Firing worker over chips to cost rest-home $19k-plus

Firing an employee after she wrongfully took a 30-cent bag  of chips will cost a Mosgiel rest-home nearly $19,000 in compensation, plus thousands more in back pay and legal costs, after the employee successfully sued for wrongful dismissal.

The Employment Relations Authority yesterday ruled Birchleigh Management Services Ltd was "unnecessarily severe" when it dismissed Kaye Gillan in July 2016.

Mrs Gillan,  a caregiver who had worked for Birchleigh since 2004,  received a favourable performance review in March 2016.

However, on June 17 Mrs Gillan took a small packet of potato chips from a cupboard where refreshments for Birchleigh residents were kept.

Kaye Gillan. Photo: Christine O'Connor
Kaye Gillan. Photo: Christine O'Connor

She tasted them, found they were stale, and threw them away.

That snack resulted in  Birchleigh management calling Mrs Gillan to a meeting, at which she denied dishonest intent but accepted she had taken the chips.

Birchleigh — which has strict policies concerning security of residents’ property — found Mrs Gillan’s actions to be serious misconduct and dismissed her.

ERA member Christine Hickey said there was a "significant difference" between Mrs Gillan taking a small bag of chips and any risk of her taking a resident’s personal possessions or money, or larger quantities of food or rest-home property.

"A fair and reasonable employer could have found that Mrs Gillan was guilty of serious misconduct," the ERA determination said.

"However, such an employer could not have concluded, in all the circumstances, that the essential foundation of trust and confidence in Mrs Gillan had been undermined to such a significant degree to warrant her dismissal.

"I am not suggesting that no disciplinary sanction would have been justified, but that dismissal was an unneccessarily severe sanction in all the circumstances."
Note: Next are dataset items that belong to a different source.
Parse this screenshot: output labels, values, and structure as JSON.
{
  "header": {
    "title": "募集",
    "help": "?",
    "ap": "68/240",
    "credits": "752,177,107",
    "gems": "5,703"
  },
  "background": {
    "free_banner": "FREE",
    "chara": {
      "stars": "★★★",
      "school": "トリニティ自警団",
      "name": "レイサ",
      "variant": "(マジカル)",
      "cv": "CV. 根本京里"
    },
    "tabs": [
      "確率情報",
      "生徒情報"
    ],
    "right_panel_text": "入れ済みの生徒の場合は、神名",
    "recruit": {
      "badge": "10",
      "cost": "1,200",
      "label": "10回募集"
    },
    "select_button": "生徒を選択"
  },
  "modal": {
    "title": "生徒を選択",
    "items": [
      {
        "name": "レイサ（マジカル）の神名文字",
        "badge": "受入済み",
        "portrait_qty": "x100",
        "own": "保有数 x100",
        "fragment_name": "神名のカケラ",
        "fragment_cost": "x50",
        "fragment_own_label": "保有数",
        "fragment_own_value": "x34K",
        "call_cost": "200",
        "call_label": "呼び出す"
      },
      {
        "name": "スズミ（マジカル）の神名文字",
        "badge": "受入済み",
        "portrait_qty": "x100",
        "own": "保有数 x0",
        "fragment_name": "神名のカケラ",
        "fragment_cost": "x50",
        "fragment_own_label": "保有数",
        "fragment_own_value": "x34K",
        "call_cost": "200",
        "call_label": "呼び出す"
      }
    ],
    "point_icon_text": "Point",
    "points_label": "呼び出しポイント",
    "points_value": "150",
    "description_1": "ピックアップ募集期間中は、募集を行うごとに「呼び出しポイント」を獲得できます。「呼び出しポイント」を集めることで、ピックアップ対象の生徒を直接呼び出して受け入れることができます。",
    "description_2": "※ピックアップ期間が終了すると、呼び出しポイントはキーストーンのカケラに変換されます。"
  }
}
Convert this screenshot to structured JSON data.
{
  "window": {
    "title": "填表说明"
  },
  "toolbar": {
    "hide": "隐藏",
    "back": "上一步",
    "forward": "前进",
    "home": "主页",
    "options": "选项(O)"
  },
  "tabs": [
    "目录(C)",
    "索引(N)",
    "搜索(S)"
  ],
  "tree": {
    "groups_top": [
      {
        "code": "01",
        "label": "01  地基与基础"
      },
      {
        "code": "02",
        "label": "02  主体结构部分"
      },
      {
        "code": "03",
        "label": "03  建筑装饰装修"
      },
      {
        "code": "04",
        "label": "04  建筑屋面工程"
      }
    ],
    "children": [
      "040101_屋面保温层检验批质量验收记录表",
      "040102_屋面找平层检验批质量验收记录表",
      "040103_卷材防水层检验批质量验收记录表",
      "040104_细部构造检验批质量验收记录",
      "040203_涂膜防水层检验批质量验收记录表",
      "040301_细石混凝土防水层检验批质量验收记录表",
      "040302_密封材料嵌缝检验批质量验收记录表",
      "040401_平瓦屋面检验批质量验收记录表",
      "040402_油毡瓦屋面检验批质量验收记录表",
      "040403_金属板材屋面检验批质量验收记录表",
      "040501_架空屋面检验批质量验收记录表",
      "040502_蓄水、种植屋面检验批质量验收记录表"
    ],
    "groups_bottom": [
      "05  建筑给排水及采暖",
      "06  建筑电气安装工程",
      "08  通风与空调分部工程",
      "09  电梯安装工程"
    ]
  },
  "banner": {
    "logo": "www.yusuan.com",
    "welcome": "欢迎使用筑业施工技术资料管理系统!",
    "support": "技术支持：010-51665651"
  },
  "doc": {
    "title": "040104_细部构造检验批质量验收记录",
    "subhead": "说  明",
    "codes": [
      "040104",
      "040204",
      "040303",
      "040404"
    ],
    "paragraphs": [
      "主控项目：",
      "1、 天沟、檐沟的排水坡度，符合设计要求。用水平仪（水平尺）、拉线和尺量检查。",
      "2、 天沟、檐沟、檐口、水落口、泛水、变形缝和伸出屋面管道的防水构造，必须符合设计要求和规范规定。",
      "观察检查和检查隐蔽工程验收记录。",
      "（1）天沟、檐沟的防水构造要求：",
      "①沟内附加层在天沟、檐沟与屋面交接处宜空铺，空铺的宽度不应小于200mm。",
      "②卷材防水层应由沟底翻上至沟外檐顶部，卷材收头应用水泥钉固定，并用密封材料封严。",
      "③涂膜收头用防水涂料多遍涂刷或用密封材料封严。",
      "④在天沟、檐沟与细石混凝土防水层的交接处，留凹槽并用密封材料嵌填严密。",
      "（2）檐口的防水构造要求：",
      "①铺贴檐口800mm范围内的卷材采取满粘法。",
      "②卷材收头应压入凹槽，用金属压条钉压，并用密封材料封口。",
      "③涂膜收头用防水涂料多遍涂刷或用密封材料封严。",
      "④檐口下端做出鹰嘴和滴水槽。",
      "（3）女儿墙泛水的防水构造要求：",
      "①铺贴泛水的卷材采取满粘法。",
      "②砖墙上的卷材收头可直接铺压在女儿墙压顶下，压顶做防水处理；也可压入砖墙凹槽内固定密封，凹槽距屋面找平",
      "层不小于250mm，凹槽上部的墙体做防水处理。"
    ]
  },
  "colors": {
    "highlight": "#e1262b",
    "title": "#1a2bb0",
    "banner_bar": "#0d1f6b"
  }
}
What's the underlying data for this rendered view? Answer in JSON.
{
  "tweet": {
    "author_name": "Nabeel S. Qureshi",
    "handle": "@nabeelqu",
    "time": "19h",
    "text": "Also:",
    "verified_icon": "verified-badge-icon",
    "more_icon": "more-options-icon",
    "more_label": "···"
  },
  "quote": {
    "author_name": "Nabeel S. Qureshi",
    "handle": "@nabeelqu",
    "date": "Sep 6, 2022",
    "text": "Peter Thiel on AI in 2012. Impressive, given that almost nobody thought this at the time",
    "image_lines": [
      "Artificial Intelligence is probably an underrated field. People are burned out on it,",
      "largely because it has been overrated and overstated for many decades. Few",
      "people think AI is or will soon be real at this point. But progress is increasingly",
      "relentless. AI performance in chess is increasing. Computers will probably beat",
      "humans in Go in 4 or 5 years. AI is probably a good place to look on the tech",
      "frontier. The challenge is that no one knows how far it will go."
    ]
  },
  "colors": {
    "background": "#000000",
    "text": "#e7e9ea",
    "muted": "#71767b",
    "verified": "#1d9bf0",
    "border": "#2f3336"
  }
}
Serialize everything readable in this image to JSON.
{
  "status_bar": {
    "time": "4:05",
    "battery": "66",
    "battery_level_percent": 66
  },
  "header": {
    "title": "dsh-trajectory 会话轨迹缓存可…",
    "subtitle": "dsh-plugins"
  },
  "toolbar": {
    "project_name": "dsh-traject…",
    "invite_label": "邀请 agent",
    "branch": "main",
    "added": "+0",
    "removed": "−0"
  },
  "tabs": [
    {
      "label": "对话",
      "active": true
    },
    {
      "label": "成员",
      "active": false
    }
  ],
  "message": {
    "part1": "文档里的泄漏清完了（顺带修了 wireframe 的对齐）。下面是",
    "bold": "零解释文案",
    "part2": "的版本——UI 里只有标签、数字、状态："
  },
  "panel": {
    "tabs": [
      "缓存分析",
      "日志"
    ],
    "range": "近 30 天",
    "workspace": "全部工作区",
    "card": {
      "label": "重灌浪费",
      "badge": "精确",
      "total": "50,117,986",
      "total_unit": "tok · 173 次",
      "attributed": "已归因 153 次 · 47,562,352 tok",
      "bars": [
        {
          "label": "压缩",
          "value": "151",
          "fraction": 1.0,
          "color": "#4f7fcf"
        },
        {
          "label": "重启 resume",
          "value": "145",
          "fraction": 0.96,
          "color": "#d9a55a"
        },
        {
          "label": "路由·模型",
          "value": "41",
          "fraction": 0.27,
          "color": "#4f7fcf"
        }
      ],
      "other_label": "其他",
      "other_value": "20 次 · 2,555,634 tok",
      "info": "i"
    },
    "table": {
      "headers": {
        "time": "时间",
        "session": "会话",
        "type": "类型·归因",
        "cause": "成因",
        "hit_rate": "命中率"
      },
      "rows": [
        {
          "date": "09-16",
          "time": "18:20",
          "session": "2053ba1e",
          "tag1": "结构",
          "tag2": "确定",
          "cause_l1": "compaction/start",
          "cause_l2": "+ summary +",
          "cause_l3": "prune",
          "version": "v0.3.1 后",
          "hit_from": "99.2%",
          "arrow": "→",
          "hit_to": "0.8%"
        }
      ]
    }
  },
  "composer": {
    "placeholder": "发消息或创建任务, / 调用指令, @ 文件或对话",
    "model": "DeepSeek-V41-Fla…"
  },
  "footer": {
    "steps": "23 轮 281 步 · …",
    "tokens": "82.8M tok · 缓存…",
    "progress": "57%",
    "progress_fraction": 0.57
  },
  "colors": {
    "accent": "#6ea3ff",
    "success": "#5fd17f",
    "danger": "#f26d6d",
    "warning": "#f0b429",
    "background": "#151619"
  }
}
The ERA awarded Mrs Gillan $18,750 compensation for wrongful dismissal and she will also receive reimbursement for lost wages — a sum yet to be agreed by parties.

Costs were reserved but would be sought.

In the months leading  to the incident, Mrs Gillan had told Birchleigh she had been bullied at work — claims the ERA did not make a finding on but which it considered only when relevant to her dismissal.

Mrs Gillan yesterday said the stress of the bullying, then her dismissal, severely affected her mental health.

"I tried to take my life ... and last night when I got the decision, for the first time in three years I was glad to be alive, to get that result," she said.

Despite the subsequent trauma, Mrs Gillan was still glad she had admitted she took  the chips — and that she had taken the case to the ERA.

"I wanted to be listened to, fairly," she said.

"Whether I won or lost, I wanted someone from outside to hear what had happened.

"If I had lost, that’s fine, I could take that, but I needed to know."

Taking the case was about validation, she  said.Mrs Gillan’s advocate, Allan Halse, said the ERA member who heard the case accommodated Mrs Gillan’s mental health issues, including allowing adjournments when required and permitting mental health workers to be present.

"To her credit, she did everything possible to make the process work for Kaye."

Mrs Gillan said she had found a new job as a carer soon after her dismissal.

Her new employer knew about her background and events at Birchleigh and was  supportive.

"They took me on knowing the whole story and I don’t know where I would be without them," Mrs Gillan said.

"My husband Trevor, my family, have all been incredible ... It was wonderful this morning to be able to ring my sister and talk about something else, because for years all I have been able to talk about was this case."

Birchleigh declined to comment on the case but said it was considering whether to appeal.